Yahoo builds a smart billboard that spies on you to bring personalized ads
…. a smart billboard that would use microphones, cameras and other sensors to bring personalized advertising to outdoor displays.
Web giant, Yahoo is set to revolutionize outdoor advertising with a new smart billboard that can spy on anyone in other to serve them with targeted ads to its audience.
One of the biggest goals of advertising is to successfully connect to an audience and make them purchase the endorsed product or service. Not everyone, however, can easily be lured in. Personalized advertising tries to solve this, where ad companies try to learn what a specific customer wants by knowing their information and movements.
With this in consideration, web portal Yahoo, still fresh from the hack reveal two weeks ago, has filed for a new patent for a new billboard containing sensors which can watch, listen, and capture bio-metric data from people to target them with personalized advertisements.
According to the patent, which was published this Thursday, the billboards would be equipped with cameras, microphones, motion-proximity sensors, as well as biometric sensors like fingerprint or retinal scanning. These gadgets would then be used to track the engagement of the audience to the advertisement. Yahoo explains further:
“For example, image data or motion-proximity sensor data may be processed to determine whether any members of the audience paused or slowed down near the advertising content, from which it may be inferred that the pause or slowing was in response to the advertising content (eg, a measurement of ‘dwell time’).”
Aside from this data, the smart billboard can also capture audio information. This will then be processed using speech recognition technology to gather keywords relating to the ad that are spoken by the people that approach the billboard.
Yahoo, through the patent application, argues that the personalization of ads on the smartphone has made mobile the most efficient place to do advertising, compared to public digital displays, which use old technology.
To be able to cater to many people at one time, Yahoo aims to ‘grouplize’ advertisements. Instead of individually targeting people, the ad content would be based on real-time information of a crowd of people who may be on the freeway, or the train. For example, a smart billboard would be placed on the part of a freeway where traffic sensors are located, to be able to detect how many cars are passing, and how fast they are going.
The sensors could also capture images of vehicles on the road, and identify their maker and model, to be able to come up with demographic data which could be used for a new advertisement.

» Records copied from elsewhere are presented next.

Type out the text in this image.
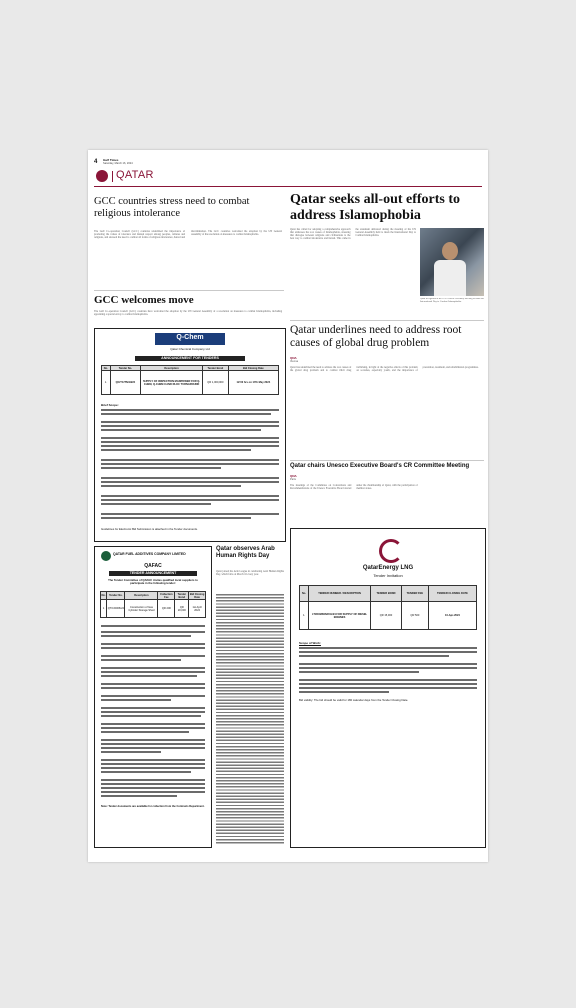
4 Gulf Times
Saturday, March 16, 2024
QATAR
GCC countries stress need to combat religious intolerance
The Gulf Co-operation Council (GCC) countries underlined the importance of promoting the values of tolerance and mutual respect among peoples, cultures and religions, and stressed the need to combat all forms of religious intolerance, hatred and discrimination. The GCC countries welcomed the adoption by the UN General Assembly of the resolution on measures to combat Islamophobia.
GCC welcomes move
The Gulf Co-operation Council (GCC) countries have welcomed the adoption by the UN General Assembly of a resolution on measures to combat Islamophobia, including appointing a special envoy to combat Islamophobia.
Qatar seeks all-out efforts to address Islamophobia
Qatar has called for adopting a comprehensive approach that addresses the root causes of Islamophobia, stressing that dialogue between religions and civilisations is the best way to combat intolerance and hatred. This came in the statement delivered during the meeting of the UN General Assembly held to mark the International Day to Combat Islamophobia.
Qatar delegation at the UN General Assembly meeting to mark the International Day to Combat Islamophobia.
Qatar underlines need to address root causes of global drug problem
QNA
Vienna
Qatar has underlined the need to address the root causes of the global drug problem and to combat illicit drug trafficking, in light of the negative effects of this problem on societies, especially youth, and the importance of prevention, treatment, and rehabilitation programmes.
Qatar chairs Unesco Executive Board's CR Committee Meeting
QNA
Paris
The meetings of the Committee on Conventions and Recommendations of the Unesco Executive Board started under the chairmanship of Qatar, with the participation of member states.
Q-Chem
Qatar Chemical Company Ltd
ANNOUNCEMENT FOR TENDERS
No.	Tender No.	Description	Tender Bond	Bid Closing Date
1.	QC/TC/TN/19/24	SUPPLY OF INSPECTION MANPOWER FOR Q-CHEM, Q-CHEM II AND RLOC TURNAROUND	QR 1,000,000	12:00 hrs on 17th May 2024
Brief Scope:
Guidelines for Electronic Bid Submission is attached in the Tender documents.
QATAR FUEL ADDITIVES COMPANY LIMITED
QAFAC
TENDER ANNOUNCEMENT
The Tender Committee of QAFAC invites qualified local suppliers to participate in the following tender:
No.	Tender No.	Description	Collection Fee	Tender Bond	Bid Closing Date
1	QT/C/0006/24	Construction of Gas Cylinder Storage Shed	QR 200	QR 20,000	1st April 2024
Note: Tender documents are available for collection from the Contracts Department.
Qatar observes Arab Human Rights Day
Qatar joined the Arab League in celebrating Arab Human Rights Day, which falls on March 16 every year.
QatarEnergy LNG
Tender Invitation
No.	TENDER NUMBER / DESCRIPTION	TENDER BOND	TENDER FEE	TENDER CLOSING DATE
1.	LT/DOM/MARCH/24 FOR SUPPLY OF DIESEL ENGINES	QR 15,000	QR 500	10-Apr-2024
Scope of Work:
Bid validity: The bid should be valid for 180 calendar days from the Tender Closing Date.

Furthermore, the billboard could use cell-tower data, mobile app location data, or image data to “identify specific individuals in the target audience, the demographic data which can then be aggregated to represent all or a portion of the target audience.”
“Those of skill in the art will appreciate from the diversity of these examples the great variety of ways in which an aggregate audience profile may be determined or generated using real-time information representing the context of the electronic public advertising display and/or additional information from a wide variety of sources.”
Lastly, the company notes that the ad system’s potential to become integrated with current ad exchanges, reaching other audiences across devices with similar advertisements used on the smart billboard.